Türk – İslâm toplumunda hoşgörü ve yardımlaşma
Türk – İslâm toplumunda din adamlarına büyük saygı duyuluyordu. Hükümdarlar dini hoşgörü ve dini hayatın yayılması için çok çalışıyorlardı. Bu doğrultuda birçok medreseler inşa etmişlerdir. Bu medreselerde birçok âlim ve sufi yetişmiştir. Bu âlimler arasında ilk göze çarpanlar Ahmet Yesevi, Yunus Emre ve Mevlâna Celâleddin Rumi’dir.
Türk – İslâm toplumunda hoşgörü egemendi. İslâm hukuku her alanda esas alınıyordu.
Gayrimüslimler, her türlü dini hürriyete sahipti.
Türk – İslâm toplumunda görülen yardımlaşma vakıflar aracılığıyla yapılıyordu.
Yolcuların ve tüccarların konaklaması için birçok kervansaray inşa etmişlerdir.
Devlet birçok yerde darüşşifa (hastane), aşevleri, bimarhane (akıl hastanesi) inşa etmiştir.
Sosyal yardımlaşmada devlete en büyük katkıyı sağlayanlar şüphesir Ahilerdir.
Selçuklu hastanelerinde hastalar ücretsiz tedavi edilir ve yine ilaçlar da ücretsiz verilirdi.
Toplumsal yaşantı
Türkler, İslâmiyet’i kabul etseler de kendi kültürlerini de unutmamışlardır.
Pamuk ve ipekli giysiler giyen Türkler, renk olarak yeşil ve kırmızıyı tercih ediyorlardı.
Kadınlar süs eşyası olarak yüzük, gerdanlık, toka ve bilezik kullanırken, erkekler ise kıyafetlerinin tamamlayıcısı olarak börk (başlık) kullanıyorlardı.
Oğuz erkekleri uzun saç, bıyık ve kakül bırakıyorlardı.
Düğün ve nişan merasimleri Türk – İslâm toplumunda yardımlaşmanın zirve yaptığı günlerdi.
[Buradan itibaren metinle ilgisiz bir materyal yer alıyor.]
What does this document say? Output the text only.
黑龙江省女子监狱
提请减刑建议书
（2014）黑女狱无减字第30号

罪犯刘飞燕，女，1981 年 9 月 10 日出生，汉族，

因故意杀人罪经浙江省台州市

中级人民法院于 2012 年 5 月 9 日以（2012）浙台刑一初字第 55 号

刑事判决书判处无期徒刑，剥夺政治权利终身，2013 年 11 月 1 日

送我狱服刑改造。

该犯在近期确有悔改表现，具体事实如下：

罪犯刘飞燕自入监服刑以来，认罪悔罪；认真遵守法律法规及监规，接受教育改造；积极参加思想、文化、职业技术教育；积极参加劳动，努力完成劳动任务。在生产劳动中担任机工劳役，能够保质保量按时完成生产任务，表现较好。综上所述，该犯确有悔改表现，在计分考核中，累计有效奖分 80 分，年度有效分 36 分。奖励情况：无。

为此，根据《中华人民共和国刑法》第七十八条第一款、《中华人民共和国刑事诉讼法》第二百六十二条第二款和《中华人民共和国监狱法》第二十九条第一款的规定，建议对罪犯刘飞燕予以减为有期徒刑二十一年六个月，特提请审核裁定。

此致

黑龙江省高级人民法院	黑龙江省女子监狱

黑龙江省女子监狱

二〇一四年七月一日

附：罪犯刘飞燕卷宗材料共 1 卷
Avcılık, top kapma, koşma, dağa çıkma, cirit ve güreş Türk – İslâm toplumunun önemli sporlarıydı.
Türklerde yemek
Türkler yemek yerine aş ismini kullanmıştır.
Türkler içecek olarak, baldan ürettikleri sücüv’ü tüketiyorlardı.
Türklerdeki en önemli yemekler akıtmak, bulamaç, keşkek, höşmerim, mantı, samsa, tutmaç, yufka ve yoğurt gösterilebilir.
Bazı yemekler :
Akıtmak: Saç üzerinde yapılan hafif bir hamur yemeğidir. Deve veya koyun sütünden yapılır.
Höşmerim: Yörüklere ait meşhur peynir tatlısıdır. Rizeliler bu tatlıya “Höşmerli” derler.
Samsa: Uygur Türkleri, kuru bohça şeklindeki hamur yemeğine bu ismi veriyorlardı.